Huston reprend le fil de son récit, dans un huis clos maritime étouffant. Gregory Peck est-il l’acteur qui convenait pour incarner Achab ? Quand on pense au fringant reporter qu’il jouait trois ans plus tôt dans Vacances romaines, on se rend compte du boulot et de l’énergie du comédien pour rendre crédible un tel personnage. Peck, qui n’est pourtant pas bien épais, paraît ici massif, filmé en contre-plongée, et surtout déterminé à faire rendre grâce à son ennemi, aussi divin paraisse-t-il.

Reste, en 1956, la question des effets spéciaux. Il faut reconnaître que John Huston s’en sort très bien. Autant pour la tempête que pour les apparitions du cétacé, tout est crédible et les transparences et autres maquettes — souvent le fléau des films de cette époque — fonctionnent ici sans que ce soit gênant (comme les transparences peuvent l’être chez Hitchcock, par exemple).
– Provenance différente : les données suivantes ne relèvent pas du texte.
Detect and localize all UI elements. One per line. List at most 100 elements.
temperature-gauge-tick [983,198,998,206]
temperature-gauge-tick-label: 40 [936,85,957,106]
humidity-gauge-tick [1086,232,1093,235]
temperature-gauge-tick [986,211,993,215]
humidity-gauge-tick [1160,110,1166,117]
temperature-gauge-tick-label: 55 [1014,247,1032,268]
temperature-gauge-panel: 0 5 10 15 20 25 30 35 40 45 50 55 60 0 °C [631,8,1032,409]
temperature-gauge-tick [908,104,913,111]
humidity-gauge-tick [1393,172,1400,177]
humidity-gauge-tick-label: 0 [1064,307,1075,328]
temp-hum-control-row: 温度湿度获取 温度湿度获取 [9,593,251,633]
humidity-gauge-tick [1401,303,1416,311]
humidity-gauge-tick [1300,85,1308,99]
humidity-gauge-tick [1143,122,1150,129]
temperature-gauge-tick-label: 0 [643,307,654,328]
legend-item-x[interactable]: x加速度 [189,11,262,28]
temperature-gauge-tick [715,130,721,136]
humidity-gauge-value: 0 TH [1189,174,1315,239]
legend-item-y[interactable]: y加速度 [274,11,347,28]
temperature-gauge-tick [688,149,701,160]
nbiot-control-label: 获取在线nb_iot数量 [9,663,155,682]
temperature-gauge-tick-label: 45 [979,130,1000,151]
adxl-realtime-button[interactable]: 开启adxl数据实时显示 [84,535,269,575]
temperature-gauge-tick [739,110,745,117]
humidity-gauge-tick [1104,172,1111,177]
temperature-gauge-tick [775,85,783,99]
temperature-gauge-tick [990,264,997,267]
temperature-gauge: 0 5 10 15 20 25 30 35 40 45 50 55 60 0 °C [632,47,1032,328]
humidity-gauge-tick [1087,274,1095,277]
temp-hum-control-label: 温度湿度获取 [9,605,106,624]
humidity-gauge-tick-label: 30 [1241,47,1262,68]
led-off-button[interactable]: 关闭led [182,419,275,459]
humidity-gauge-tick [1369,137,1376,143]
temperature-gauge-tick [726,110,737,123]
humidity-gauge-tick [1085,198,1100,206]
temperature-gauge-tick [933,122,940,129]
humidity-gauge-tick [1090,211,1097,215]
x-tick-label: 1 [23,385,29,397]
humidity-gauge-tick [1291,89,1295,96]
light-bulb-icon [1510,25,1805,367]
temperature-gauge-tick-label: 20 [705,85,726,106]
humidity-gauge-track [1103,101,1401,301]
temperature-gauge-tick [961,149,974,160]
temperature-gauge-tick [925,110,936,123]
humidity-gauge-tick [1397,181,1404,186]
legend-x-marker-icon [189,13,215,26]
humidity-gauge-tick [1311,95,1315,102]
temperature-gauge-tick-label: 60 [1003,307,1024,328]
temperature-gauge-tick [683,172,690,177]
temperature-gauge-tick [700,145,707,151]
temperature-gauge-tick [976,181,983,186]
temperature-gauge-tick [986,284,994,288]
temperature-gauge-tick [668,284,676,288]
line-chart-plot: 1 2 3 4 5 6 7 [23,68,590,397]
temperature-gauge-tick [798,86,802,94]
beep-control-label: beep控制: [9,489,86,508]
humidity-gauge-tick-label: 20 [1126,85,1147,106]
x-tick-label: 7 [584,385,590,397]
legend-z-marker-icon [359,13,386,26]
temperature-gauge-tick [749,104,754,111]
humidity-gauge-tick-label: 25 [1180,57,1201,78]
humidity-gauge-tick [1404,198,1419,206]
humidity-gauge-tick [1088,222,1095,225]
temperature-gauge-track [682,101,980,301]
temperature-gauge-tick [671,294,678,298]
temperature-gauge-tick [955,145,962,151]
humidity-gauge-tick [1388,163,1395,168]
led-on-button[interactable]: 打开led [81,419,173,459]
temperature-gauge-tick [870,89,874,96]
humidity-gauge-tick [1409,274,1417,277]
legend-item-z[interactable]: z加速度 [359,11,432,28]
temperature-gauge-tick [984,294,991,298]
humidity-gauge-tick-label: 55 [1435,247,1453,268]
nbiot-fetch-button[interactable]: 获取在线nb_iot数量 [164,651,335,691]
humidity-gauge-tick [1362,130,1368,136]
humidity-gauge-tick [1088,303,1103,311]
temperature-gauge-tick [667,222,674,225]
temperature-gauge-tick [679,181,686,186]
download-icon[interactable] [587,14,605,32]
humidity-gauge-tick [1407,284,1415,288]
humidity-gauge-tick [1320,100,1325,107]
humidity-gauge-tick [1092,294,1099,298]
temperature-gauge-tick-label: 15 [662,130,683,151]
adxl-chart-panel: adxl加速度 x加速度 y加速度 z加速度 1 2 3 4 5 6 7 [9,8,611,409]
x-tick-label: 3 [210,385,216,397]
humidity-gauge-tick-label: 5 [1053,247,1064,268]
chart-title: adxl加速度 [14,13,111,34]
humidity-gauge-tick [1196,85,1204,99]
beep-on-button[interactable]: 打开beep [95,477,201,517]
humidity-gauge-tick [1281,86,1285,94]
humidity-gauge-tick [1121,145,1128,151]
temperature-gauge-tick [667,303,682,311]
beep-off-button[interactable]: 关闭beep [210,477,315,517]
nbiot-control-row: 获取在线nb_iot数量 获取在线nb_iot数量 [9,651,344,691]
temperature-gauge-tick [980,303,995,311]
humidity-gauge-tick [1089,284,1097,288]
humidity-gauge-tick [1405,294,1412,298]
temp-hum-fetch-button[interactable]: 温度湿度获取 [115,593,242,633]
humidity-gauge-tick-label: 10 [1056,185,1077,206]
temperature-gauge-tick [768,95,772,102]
Ce combat d’un humain contre un être surpuissant a laissé bien évidemment des traces dans le cinéma américain. Le Jaws de Spielberg lui doit certainement beaucoup mais, malin, le Steven fait du squale un animal maléfique qui tient plus du Diable que de Dieu. Exit la métaphysique. En 1977, Le Bison blanc de J. Lee Thompson reprend la symbolique de Moby Dick, en adaptant un roman de Richard Sale qui semble transposer Melville dans l’Ouest américain.
Depuis 1956 et cette œuvre de John Huston, quelques films et téléfilms ont essayé de porter à l’écran ce récit fantastique. Il n’empêche que c’est Gregory Peck et ses compagnons — joués par de sacrées gueules de cinéma, outre ceux déjà cités : Harry Andrews, Leo Genn, Noel Purcell, Mervyn Johns — qui resteront ancrés dans nos mémoires.
Jean-Charles Lemeunier
Moby Dick
Année : 1956
Origine : États-Unis
Réal. : John Huston
Scén. : John Huston, Ray Bradbury d’après Herman Melville
Photo : Oswald Morris, Freddie Francis
Musique : Philip Sainton
Montage : Russell Lloyd
Durée : 115 min
Avec Gregory Peck, Richard Basehart, Leo Genn, Orson Welles, Harry Andrews, James Robertson Justice, Friedrich von Ledebur, Bernard Miles, Philip Stainton, Noel Purcell, Edric Connor, Mervyn Johns, Royal Dano, Francis De Wolff…
Sortie en DVD et Blu-ray par BQHL le 5 août 2025.